The first 1MDB related arrest has taken place at the request of the United States, in a move that will send shock waves and shivers through the Malaysian political establishment and also in related businesses in Hollywood and Las Vegas.
Sources close to Department of Justice officials in the United States have confirmed to Sarawak Report that the former CEO of Aabar, Mohamed Al Husseiny (top right), has been detained by the authorities in Abu Dhabi, who are now processing an extradition request by the US Department of Justice, relating to charges concerning 1MDB.
Al Husseiny, who originated from Kenya, holds US citizenship, despite having moved to Abu Dhabi.
This is the first outward move in an investigation that has been ongoing in the United States and other jurisdictions for several months, into the disappearance of billions of dollars from the Malaysian development fund.

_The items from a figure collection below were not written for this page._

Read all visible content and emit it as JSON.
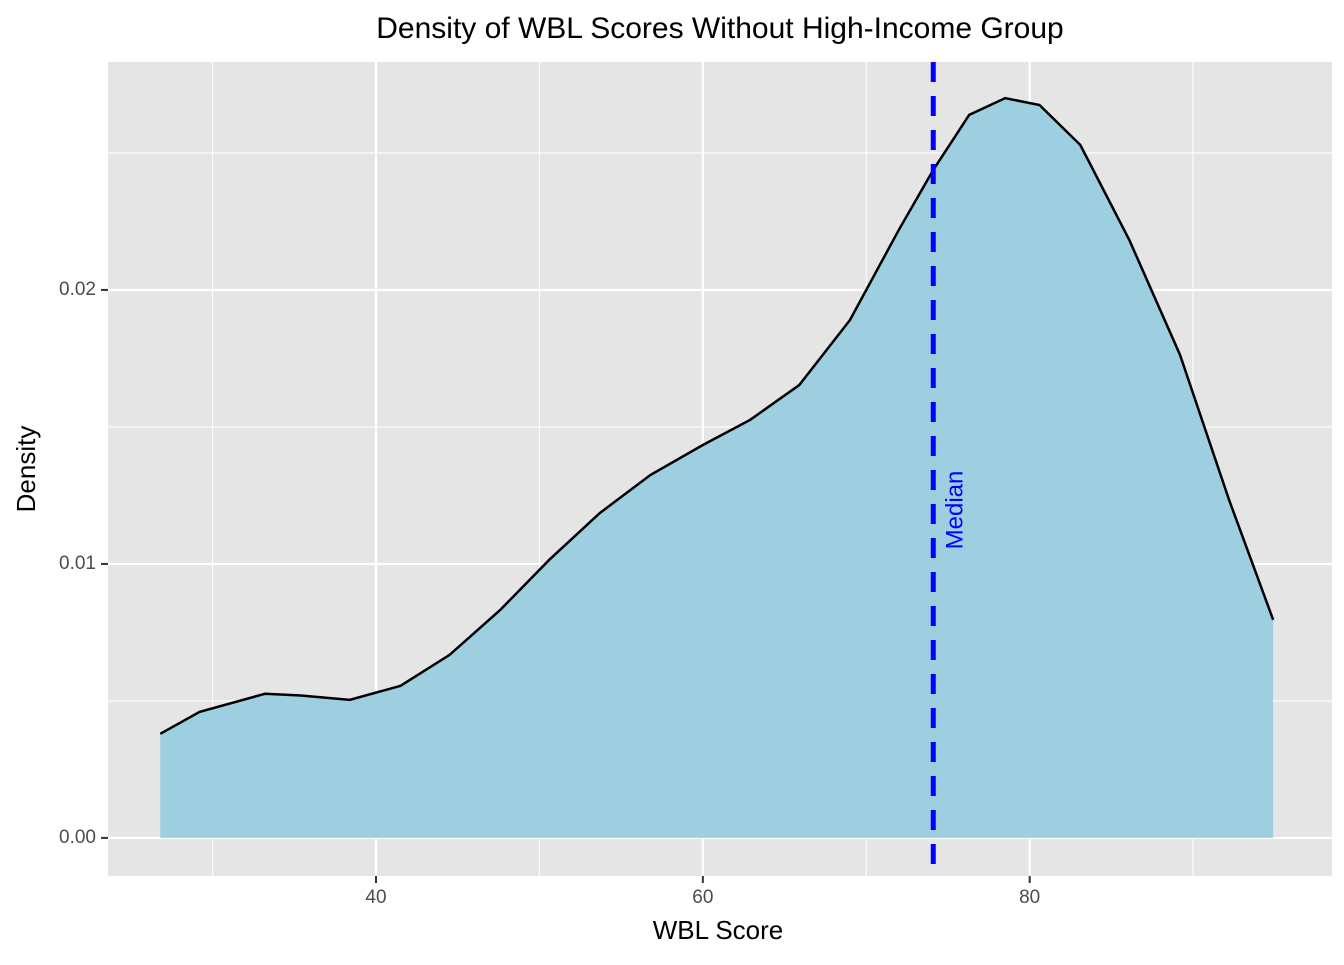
{
  "chart_data": {
    "type": "density",
    "title": "Density of WBL Scores Without High-Income Group",
    "xlabel": "WBL Score",
    "ylabel": "Density",
    "x": [
      26.8,
      29.2,
      33.2,
      35.4,
      38.4,
      41.5,
      44.5,
      47.6,
      50.6,
      53.7,
      56.8,
      60.0,
      62.9,
      65.9,
      69.0,
      72.0,
      74.1,
      76.3,
      78.5,
      80.6,
      83.1,
      86.1,
      89.2,
      92.2,
      94.9
    ],
    "values": [
      0.0038,
      0.0046,
      0.00526,
      0.0052,
      0.00504,
      0.00555,
      0.00668,
      0.00832,
      0.01015,
      0.01186,
      0.01325,
      0.01434,
      0.01526,
      0.01653,
      0.0189,
      0.0222,
      0.02438,
      0.02639,
      0.027,
      0.02675,
      0.02529,
      0.02182,
      0.01763,
      0.01234,
      0.00796
    ],
    "fill": "#9ecfe0",
    "line_color": "#000000",
    "xlim": [
      23.6,
      98.5
    ],
    "ylim": [
      -0.00139,
      0.02832
    ],
    "xticks": [
      40,
      60,
      80
    ],
    "yticks": [
      {
        "value": 0,
        "label": "0.00"
      },
      0.01,
      0.02
    ],
    "x_minor_grid": [
      30,
      50,
      70,
      90
    ],
    "y_minor_grid": [
      0.005,
      0.015,
      0.025
    ],
    "grid": true,
    "vline": {
      "x": 74.1,
      "label": "Median",
      "color": "#0000ff"
    }
  }
}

Meanwhile, Prime Minister, Najib Razak, who is the sole shareholder and signatory of the fund, has solidly denied that any wrong-doing took place.
Whilst CEO of Aabar (a subsidiary of IPIC) until July of last year, Al Husseiny was a key player in a number highly controversial deals involving 1MDB, from which billions of ringgit appear to have disappeared.
He also fronted a massive bail-out of 1MDB’s debts, in a surprise move last June. It was one of his last actions in the post, from which he was summarily dismissed the following month.
There are numerous other questions concerning the management of Aabar, where Al Husseiny was regarded as a right hand man of the ex-Chairman, the high-rolling nightclub supremo, Khadem al Qubaisi, also CEO of IPIC.
Al Qubaisi was thrown out of all his official posts some weeks earlier in April of last year and following a period under house arrest he fled to the South of France, where he has considerable property.
Sarawak Report has identified that Al Qubaisi has also been removed from a number of his private business positions over the past fortnight – in the same period IPIC has mysteriously removed all reference to a number of key subsidiaries of Aabar (which were linked to Khadem) from its websites.
The effects of the news has already caused an apparent major loss of confidence in related businesses in the United States.
The previously burgeoning Las Vegas-based Hakkasan nightclub empire, which is owned by Al Qubaisi and fronted by its British born CEO, the Head of Mergers & Aquistions, Neil Moffit, has shown signs of panic over the past few hours, according to contacts.
Rumours circulating Las Vegas that three top executives, including Moffit, were about to jump ship have been quashed by Khadem’s New York law firm Greenberg Taurig.. for now.
However, there are equal concerns in Hollywood, where Mr Al Husseiny had revealed himself as the major investor in none other than the high-profile new movie production company Red Granite, which is owned by Najib’s step-son, Riza Aziz.
At the time of the announcement in August 2014 Sarawak Report questioned the apparent conflict of interest over a major business partner of 1MDB investing hundreds of millions in films commissioned by the shareholder’s own son.
How the former Abu Dhabi fund manager – a public servant – acquired such huge sums was another question that has gone unanswered.
Perhaps Mr Al Husseiny will be able to address these issues if he is indeed brought to the United States, as now formally requested. If so, the position of Rosmah’s son and Najib’s step-son Riza Aziz, who has been subject to much speculation over his ostentatious living and property acquisitions, might start to look somewhat precarious.
It is widely known in Hollywood that before Sarawak Report queried Red Granite’s connections to Malaysia’s public funds, Riza and his partner, Joey McFarland, had told their colleagues and connections that their funding came from Jho Low (rather than Al Husseiny).
Their blockbuster Wolf of Wall Street even carried a credit thanking Low.
Riza’s funding comes under the spotlight, just as Red Granite prepares to launch the production of its next planned Scorcese blockbuster, The General, a bio-pic of America’s hero George Washington, starring (of course) the Oscar-winning Leonardo di Caprio, a close party pal in Jho Low’s circle.
Al Husseiny’s dealings with the fugitive billionaire, his former boss Khadem Al Qubaisi, and their mutual business contact Jho Low are therefore likely to be top of the agenda during any questioning by law enforcers.
Aabar, once a wealthy investor with a US$70 billion equity base, appears to have lost the bulk of its money. It has been struggling to raise sufficient lending in recent weeks on the London, largely to cover these commitments to 1MDB – the authorities in Abu Dhabi must be wondering why?
The authorities in the US are likely to be more interested in the extensive private investments made in property and businesses by these players, in particular record price breaking penthouses in New York and homes in Beverley Hills, plus the multi-million dollar investments in the Hakkasan chain managed by Moffit.